The following is commenting on the discussion about how social media exaggerates life and how that impacts us.

Decades before the internet’s invention, producers of early television coined the term “the coconut effect,” referring to any sound or special effect diverced from reality but whose presence was required since viewers had come to expect it.

Think here of the dried, empty coconuts that were clapped together in a sound booth to create the clicking of a horse’s hooves, even when the animal was walking on dirt or grass, or the sharp, excessive metallic sound of a tv sword being drawn from its sheath.

And, of course, the laugh track, which grew to annoy viewers; yet when it was removed, they complained that their viewing pleasure was diminished by its absence.

What mid-century television viewers might have liked, and perhaps what social media users respond to now, is exaggeration: a not-entirely representational, slightly enhanced version of the lives they recognize.

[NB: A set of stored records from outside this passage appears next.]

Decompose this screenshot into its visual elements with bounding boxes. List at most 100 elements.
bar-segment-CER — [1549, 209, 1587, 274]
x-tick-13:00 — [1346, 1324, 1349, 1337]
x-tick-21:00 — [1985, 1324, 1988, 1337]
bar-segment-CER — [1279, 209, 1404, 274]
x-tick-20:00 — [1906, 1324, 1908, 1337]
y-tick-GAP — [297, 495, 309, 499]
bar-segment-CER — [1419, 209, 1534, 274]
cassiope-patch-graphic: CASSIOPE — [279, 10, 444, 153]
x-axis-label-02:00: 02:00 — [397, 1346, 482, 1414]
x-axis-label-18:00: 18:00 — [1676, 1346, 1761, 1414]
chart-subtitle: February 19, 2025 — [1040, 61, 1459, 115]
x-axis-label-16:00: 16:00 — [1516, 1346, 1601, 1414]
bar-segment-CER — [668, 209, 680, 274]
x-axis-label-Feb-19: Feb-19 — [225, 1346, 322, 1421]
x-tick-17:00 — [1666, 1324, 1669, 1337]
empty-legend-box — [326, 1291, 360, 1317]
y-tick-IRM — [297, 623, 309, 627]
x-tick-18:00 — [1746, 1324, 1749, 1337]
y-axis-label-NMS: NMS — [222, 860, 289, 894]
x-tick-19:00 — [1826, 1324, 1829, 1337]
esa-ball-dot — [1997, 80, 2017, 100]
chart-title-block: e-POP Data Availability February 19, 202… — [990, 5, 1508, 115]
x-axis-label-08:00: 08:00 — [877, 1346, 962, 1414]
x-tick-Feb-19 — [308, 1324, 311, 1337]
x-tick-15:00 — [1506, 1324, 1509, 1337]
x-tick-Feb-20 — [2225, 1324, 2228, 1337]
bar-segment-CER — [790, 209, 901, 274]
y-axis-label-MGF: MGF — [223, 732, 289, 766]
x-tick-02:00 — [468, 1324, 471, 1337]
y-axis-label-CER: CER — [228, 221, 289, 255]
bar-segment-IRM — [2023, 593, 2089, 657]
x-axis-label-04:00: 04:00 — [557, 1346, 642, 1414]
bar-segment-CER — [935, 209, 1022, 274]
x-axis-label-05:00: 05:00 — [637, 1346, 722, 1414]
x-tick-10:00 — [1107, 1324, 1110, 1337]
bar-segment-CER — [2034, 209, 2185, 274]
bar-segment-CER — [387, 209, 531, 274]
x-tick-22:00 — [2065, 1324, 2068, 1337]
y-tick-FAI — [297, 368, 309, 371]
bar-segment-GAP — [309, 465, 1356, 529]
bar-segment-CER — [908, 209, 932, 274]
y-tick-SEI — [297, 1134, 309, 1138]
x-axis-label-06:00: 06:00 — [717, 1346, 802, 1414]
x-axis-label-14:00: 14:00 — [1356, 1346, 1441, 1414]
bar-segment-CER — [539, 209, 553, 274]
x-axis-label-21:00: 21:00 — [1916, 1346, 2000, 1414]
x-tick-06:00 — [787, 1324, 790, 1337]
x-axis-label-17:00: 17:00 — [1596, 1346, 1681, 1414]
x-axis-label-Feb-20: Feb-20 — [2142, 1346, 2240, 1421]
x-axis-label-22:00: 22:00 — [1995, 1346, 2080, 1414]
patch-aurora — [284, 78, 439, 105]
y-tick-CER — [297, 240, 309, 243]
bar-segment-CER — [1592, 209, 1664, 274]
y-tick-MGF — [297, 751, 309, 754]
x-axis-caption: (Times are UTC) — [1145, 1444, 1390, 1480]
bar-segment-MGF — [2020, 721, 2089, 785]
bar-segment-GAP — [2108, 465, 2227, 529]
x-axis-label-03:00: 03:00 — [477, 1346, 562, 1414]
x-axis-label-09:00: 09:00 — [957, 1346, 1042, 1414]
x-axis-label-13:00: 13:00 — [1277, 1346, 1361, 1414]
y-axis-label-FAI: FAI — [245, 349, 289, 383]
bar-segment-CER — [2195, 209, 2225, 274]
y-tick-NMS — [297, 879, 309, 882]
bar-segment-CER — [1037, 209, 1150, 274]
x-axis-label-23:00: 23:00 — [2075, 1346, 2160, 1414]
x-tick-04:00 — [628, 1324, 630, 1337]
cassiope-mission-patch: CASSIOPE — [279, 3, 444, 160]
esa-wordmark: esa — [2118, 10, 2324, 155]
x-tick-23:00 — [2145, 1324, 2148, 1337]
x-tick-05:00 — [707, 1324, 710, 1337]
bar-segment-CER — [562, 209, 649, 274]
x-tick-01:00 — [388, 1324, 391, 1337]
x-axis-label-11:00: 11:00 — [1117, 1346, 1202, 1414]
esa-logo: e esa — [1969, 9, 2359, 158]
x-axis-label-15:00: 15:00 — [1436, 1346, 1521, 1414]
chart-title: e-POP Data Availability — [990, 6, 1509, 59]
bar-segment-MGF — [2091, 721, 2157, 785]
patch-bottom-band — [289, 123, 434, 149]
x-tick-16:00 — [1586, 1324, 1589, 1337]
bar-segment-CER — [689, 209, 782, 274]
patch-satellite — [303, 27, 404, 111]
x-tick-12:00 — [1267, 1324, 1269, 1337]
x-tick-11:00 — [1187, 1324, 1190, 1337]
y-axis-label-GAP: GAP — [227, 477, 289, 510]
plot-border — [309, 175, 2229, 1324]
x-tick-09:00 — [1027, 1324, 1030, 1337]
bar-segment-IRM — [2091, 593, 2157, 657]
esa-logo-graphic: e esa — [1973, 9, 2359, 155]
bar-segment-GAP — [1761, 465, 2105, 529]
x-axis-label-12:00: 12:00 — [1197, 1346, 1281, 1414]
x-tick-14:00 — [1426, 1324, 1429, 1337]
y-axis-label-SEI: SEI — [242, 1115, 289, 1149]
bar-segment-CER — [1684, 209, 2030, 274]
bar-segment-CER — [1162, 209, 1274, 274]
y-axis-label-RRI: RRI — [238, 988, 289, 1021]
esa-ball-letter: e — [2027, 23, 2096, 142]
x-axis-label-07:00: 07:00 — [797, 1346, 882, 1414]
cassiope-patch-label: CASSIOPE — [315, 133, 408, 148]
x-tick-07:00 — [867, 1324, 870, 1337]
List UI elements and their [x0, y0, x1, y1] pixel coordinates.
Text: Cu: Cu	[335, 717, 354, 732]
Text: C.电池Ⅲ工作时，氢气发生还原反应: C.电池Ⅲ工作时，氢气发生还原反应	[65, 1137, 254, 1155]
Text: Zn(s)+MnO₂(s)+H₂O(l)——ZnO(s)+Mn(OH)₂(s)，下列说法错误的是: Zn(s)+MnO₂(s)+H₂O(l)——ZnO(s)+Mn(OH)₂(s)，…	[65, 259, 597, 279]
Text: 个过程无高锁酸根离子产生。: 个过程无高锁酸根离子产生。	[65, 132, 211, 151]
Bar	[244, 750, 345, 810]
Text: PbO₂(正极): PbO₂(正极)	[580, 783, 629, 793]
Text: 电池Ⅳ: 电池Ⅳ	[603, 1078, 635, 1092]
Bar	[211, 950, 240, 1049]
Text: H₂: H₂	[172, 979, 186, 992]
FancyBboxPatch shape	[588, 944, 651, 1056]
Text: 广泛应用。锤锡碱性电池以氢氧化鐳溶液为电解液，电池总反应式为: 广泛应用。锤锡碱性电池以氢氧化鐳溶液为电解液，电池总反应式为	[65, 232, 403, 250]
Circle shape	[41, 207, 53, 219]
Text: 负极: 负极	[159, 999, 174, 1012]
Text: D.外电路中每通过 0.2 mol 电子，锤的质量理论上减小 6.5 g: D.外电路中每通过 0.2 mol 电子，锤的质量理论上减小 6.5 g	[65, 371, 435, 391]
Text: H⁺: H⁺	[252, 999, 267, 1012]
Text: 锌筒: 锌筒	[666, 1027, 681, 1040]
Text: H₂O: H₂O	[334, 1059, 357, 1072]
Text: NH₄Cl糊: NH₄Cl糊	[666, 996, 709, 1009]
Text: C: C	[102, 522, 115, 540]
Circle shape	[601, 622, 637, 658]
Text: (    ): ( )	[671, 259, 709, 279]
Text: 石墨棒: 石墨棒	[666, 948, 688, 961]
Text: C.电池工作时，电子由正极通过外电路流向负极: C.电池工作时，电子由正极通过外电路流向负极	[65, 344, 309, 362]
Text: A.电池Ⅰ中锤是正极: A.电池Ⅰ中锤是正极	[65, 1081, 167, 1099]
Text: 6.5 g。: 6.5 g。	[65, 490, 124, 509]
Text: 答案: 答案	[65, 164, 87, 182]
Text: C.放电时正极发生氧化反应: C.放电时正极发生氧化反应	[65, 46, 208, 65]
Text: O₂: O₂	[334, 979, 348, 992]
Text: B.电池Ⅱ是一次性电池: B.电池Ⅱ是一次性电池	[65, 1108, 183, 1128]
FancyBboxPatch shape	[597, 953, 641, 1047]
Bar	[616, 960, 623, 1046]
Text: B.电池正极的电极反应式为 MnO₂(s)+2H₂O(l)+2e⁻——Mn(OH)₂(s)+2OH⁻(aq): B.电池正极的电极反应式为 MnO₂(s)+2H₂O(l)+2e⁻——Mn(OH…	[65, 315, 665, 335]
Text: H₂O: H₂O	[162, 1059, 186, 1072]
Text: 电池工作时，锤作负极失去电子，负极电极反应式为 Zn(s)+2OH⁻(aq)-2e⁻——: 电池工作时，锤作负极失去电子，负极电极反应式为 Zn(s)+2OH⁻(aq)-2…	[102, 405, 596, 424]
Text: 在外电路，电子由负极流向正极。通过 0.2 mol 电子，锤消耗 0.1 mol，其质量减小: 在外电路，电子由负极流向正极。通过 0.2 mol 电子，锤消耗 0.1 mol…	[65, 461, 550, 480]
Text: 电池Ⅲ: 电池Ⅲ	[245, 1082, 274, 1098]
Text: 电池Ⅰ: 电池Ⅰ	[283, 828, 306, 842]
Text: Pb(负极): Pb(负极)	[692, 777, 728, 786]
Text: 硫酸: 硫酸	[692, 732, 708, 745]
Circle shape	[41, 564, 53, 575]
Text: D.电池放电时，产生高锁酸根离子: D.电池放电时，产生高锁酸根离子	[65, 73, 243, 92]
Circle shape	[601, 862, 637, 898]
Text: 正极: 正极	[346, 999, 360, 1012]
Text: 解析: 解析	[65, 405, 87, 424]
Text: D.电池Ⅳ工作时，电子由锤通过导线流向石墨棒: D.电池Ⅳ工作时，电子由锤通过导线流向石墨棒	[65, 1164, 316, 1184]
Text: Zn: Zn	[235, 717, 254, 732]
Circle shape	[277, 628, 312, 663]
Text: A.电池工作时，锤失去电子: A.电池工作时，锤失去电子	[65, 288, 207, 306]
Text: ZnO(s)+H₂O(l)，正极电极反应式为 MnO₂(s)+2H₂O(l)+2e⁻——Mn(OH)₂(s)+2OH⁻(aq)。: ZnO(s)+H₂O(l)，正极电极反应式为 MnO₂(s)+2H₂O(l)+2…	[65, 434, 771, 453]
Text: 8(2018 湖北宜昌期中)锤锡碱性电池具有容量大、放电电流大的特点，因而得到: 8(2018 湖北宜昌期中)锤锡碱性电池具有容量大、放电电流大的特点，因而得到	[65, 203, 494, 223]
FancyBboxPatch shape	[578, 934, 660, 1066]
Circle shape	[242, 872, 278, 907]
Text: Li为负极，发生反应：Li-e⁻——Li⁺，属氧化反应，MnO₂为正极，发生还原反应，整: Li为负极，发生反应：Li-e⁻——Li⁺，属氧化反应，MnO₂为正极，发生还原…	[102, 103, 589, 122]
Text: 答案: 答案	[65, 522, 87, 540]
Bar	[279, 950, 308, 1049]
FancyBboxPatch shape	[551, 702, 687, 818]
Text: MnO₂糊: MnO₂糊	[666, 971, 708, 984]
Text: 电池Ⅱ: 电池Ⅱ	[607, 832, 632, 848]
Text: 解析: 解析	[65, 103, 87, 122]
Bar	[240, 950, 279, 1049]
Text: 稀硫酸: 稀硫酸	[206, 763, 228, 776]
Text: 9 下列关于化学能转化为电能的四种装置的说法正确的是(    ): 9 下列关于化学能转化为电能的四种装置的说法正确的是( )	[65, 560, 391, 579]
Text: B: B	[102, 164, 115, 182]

This concept can be applied to animal behavior, too.

Baby seagulls ask their mothers for feed by tapping their beaks against a red stripe that runs down the center of hers. When scientists present yellow popsicle sticks to the nest, painted with a red stripe, the birds peck at it just as they would their mothers.

But when they’re offered sticks painted with three stripes, the baby birds run over each other, frantic to ge closer to the stick, pecking maniacally. They ignore the single stripe, and even their real mothers, in favor of the hyperbolic impersonation.

Outcries over the ways in which the digital age distorts relationships to reality may be warranted, but perhaps this distortion has become so possible because we animals have preferred it all along.

If we no longer feel tethered to the communities our species was molded into needing, the act of posting a selfie or a carefully edited portrait of our banal domestic lives could just be a muted form of personal rescure.

Is display a form of dilution or is the broadcast part of what makes it real?